South Street Schuylkill Sunset | Photo: Bradley Maule

South Street Schuylkill Sunset (Click to enlarge) | Photo: Bradley Maule

A new take on an old standard… a last light for a Last Light, if you will. It’s pretty wild to stand on the new South Street Bridge at sunset, gazing out across the Schuylkill River and the construction equipment on its banks, picking up the little new things, like the river trail’s footbridge across the railroad tracks, the massing of 2116 Chestnut, how bright PECO’s LED sign is. And there as ever, from the most spectacular postcard view in town, stands the Philly skyline, bathed in its urban alpenglow.

With the exception of the annual long-weekend visit home, I’ve spent the past three and a half years in Portland, Oregon. It’s a beautiful place, to be sure. The trees are tall, the seafood is sensational, the beer is plentiful. The cars and the bikes coexist in peace. They put birds on things. And while I wouldn’t say that the grass is greener, it’s definitely cheaper.

It’s all very nice in the Northwest, and I really enjoyed my time there. Maybe it just takes me longer for things to sink in, but at a certain point, I realized something was missing. Home is where the heart is, after all, and my heart was longing for a cigar on a bench in Rittenhouse Square. The sound of 45,000 people roaring “CHOOOOOOCH.” The beads of condensation rolling down the side of a Prima Pils when it’s 95 in the shade. That big maple tree on the Belmont Plateau, decked out in its orange fall splendor, the Philly skyline glistening in the distance.

So hey. Nice to see ya, Philly. It’s great to be back. And it’s an honor to be working with a team as dedicated to finding—and understanding—Philadelphia as Hidden City is.

About the author

Bradley Maule is co-editor of the Hidden City Daily and the creator of Philly Skyline. He's a native of Tyrone, Pennsylvania, and he's hung his hat in Shippensburg, Germantown, G-Ho, Fishtown, Portland OR, Brewerytown, and now Mt. Airy. He just can't get into Twitter, but he's way into Instagram @mauleofamerica.



27 Comments


  1. Street Photographer

    Welcome back Bradley

  2. Dude!
    I wondered on a number of occasions whether that Philly bug gnawed at you on the inside. (I checked out Maule of America every now and then. I’ve been to Portland — nice town, beautiful country — Willamette wine country down to Crater Lake! I thought I could live there if I ever left Philly — but I won’t. It’s just a plane ride away if I need it.
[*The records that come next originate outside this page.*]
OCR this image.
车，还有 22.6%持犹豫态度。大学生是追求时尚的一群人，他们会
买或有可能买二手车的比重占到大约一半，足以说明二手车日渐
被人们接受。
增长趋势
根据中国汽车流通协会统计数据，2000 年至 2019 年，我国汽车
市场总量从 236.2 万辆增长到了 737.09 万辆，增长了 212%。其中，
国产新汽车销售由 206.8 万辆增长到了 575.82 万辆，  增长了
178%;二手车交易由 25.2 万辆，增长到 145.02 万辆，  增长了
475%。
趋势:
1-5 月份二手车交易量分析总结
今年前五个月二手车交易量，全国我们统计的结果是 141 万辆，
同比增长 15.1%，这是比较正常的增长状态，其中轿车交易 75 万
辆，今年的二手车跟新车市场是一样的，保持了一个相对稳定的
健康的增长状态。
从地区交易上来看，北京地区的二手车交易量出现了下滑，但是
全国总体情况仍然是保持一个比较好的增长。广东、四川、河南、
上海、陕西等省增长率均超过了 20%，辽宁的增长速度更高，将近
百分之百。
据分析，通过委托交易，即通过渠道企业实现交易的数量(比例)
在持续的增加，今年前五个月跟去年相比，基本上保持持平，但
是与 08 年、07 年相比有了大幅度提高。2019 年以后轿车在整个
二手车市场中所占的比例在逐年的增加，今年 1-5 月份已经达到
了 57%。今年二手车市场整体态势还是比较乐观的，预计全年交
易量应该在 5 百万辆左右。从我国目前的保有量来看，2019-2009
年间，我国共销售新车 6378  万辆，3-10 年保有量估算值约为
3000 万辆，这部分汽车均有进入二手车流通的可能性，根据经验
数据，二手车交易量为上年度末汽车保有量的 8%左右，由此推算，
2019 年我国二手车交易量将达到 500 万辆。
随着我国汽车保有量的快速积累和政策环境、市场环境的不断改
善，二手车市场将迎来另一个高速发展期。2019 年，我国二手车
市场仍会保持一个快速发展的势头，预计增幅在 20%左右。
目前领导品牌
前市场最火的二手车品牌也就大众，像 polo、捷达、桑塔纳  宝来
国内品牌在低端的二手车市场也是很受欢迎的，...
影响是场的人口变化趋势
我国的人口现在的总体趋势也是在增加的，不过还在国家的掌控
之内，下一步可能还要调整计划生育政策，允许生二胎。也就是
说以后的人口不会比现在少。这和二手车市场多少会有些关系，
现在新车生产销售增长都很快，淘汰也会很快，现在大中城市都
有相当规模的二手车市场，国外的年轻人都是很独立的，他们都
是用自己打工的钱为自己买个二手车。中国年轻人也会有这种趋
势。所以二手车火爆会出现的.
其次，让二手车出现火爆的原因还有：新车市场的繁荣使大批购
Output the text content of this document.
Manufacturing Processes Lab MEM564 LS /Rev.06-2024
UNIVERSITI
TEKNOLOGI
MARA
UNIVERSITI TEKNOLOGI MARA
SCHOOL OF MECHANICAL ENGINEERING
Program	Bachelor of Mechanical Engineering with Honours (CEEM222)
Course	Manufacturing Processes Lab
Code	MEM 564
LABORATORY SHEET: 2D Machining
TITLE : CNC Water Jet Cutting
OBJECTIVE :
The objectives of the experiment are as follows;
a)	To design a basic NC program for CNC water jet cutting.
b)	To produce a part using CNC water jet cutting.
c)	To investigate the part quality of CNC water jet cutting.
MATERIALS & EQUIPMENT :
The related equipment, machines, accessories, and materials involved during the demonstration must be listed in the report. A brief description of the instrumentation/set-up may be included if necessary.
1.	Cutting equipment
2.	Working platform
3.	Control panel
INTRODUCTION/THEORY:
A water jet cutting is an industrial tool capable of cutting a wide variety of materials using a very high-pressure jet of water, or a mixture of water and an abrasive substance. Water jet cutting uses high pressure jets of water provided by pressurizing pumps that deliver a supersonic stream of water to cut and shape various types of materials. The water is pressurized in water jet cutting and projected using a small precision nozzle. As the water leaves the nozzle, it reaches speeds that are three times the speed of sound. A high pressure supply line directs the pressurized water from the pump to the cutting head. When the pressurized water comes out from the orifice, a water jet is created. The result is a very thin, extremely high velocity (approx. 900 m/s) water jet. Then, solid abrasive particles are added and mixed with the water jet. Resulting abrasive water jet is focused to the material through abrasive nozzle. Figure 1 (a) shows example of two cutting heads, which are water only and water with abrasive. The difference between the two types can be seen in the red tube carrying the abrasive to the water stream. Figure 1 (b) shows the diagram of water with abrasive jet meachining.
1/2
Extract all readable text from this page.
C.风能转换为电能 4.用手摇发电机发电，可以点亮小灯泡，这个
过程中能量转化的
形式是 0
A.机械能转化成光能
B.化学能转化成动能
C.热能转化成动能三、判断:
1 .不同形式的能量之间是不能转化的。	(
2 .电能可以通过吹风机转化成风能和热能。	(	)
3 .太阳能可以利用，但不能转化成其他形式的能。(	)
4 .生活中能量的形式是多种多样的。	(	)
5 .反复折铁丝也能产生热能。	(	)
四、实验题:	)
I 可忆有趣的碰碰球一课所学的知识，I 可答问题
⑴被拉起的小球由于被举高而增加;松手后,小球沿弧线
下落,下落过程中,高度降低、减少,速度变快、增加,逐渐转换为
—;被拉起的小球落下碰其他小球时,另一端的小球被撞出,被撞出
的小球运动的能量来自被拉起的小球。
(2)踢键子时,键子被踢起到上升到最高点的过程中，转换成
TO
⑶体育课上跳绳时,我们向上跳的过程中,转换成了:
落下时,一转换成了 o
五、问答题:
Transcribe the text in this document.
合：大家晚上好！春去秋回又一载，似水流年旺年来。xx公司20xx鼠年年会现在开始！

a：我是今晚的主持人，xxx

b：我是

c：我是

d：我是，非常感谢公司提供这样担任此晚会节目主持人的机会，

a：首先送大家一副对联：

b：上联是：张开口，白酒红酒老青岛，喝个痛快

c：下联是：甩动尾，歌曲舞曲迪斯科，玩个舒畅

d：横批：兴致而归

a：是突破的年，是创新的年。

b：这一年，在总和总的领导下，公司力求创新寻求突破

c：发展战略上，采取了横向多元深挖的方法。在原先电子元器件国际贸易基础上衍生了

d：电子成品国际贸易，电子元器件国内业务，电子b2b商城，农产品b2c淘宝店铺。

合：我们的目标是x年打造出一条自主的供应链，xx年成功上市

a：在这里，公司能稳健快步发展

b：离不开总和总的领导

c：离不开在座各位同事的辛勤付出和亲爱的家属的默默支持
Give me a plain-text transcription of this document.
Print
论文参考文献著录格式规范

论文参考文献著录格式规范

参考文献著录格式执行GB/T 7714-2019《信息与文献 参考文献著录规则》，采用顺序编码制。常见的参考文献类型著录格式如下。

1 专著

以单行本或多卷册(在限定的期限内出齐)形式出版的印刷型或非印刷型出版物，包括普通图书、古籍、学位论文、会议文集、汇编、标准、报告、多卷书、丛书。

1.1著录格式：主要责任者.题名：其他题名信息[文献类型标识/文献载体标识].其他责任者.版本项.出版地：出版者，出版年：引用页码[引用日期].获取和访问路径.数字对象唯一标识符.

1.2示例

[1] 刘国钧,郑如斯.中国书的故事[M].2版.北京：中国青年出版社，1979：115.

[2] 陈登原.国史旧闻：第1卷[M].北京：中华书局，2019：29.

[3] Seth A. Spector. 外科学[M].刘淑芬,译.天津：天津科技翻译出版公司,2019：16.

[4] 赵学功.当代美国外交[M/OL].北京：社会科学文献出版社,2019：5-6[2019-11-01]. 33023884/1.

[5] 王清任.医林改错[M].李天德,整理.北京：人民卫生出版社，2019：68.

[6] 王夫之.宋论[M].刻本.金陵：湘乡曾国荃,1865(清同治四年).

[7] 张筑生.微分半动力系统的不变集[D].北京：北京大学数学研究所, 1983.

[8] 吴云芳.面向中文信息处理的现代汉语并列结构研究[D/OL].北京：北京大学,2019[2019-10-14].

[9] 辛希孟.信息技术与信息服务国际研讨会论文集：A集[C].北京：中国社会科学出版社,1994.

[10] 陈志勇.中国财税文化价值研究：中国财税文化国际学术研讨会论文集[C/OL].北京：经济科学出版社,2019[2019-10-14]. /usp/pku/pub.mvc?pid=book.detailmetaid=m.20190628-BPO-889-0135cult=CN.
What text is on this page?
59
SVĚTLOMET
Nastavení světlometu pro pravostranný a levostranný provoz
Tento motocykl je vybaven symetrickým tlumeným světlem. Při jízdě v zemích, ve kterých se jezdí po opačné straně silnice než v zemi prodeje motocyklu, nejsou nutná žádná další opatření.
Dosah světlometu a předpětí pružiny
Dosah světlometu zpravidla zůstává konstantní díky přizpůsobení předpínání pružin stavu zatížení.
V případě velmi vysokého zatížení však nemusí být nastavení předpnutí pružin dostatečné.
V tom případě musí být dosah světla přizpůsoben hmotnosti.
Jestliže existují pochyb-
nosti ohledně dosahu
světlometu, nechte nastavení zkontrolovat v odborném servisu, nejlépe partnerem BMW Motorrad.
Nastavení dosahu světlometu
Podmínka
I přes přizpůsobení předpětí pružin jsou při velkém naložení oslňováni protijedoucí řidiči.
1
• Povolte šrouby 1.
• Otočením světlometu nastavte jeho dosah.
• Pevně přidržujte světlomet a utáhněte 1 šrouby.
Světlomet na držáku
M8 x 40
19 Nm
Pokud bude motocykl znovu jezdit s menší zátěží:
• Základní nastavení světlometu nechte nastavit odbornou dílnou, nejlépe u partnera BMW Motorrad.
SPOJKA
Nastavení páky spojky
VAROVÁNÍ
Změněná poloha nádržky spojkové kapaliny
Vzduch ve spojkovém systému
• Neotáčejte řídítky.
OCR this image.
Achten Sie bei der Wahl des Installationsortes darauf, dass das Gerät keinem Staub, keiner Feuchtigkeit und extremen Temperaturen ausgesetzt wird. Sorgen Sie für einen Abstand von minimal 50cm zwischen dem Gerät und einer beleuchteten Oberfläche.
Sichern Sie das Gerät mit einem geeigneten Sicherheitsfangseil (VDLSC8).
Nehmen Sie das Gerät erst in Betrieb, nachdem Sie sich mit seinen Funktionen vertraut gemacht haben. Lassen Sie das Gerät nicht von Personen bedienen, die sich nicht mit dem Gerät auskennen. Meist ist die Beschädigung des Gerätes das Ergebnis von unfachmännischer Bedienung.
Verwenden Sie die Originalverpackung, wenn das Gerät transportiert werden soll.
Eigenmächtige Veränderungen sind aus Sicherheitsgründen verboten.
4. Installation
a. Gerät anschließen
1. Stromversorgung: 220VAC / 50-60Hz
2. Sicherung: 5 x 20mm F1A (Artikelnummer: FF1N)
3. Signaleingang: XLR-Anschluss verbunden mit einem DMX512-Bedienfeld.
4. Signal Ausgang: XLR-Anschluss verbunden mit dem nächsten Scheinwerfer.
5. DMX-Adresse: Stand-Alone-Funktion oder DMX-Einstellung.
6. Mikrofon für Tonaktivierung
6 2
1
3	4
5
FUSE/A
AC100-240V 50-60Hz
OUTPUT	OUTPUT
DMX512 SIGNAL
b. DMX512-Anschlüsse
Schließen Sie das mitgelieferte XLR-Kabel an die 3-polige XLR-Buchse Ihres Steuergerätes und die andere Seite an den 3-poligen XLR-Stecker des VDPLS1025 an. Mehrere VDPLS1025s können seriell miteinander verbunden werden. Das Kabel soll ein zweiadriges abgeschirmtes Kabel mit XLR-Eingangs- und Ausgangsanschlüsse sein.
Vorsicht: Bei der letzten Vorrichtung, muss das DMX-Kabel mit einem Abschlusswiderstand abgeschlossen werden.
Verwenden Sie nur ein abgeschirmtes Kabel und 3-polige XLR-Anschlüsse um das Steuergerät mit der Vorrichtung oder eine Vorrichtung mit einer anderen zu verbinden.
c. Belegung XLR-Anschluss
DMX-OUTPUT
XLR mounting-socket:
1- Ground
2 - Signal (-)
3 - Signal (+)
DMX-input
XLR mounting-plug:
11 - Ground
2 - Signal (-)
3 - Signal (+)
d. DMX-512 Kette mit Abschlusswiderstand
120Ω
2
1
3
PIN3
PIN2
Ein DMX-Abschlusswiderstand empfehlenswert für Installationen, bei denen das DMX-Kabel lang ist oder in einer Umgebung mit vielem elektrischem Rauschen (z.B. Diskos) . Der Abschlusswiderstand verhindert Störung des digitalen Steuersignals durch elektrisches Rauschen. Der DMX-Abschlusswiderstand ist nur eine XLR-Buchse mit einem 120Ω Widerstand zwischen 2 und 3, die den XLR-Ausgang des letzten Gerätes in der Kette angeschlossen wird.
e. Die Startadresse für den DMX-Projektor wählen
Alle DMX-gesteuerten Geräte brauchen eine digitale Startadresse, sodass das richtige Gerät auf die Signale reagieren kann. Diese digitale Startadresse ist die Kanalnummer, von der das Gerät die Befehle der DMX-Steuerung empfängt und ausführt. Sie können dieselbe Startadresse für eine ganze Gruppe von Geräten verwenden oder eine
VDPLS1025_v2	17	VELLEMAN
    But cool things are happening here – even the horrendous stuff (public schools forced by Harrisburg to implode)is interesting. Yeah, we never got the ACC or Mandeville Place, or waterfront skyscrapers, and the NIMBYs are still scared of Things That Are Tall. But we are going forward, and it’s good that you’re back and can tilt at these windmills along with the rest of us who love this place.

    Welcome back B-Love!

    A.J. Lee

  3. Miss you on this side of the country, but glad you are back in your happy place! Keep on keepin’ us updated over there in Philly!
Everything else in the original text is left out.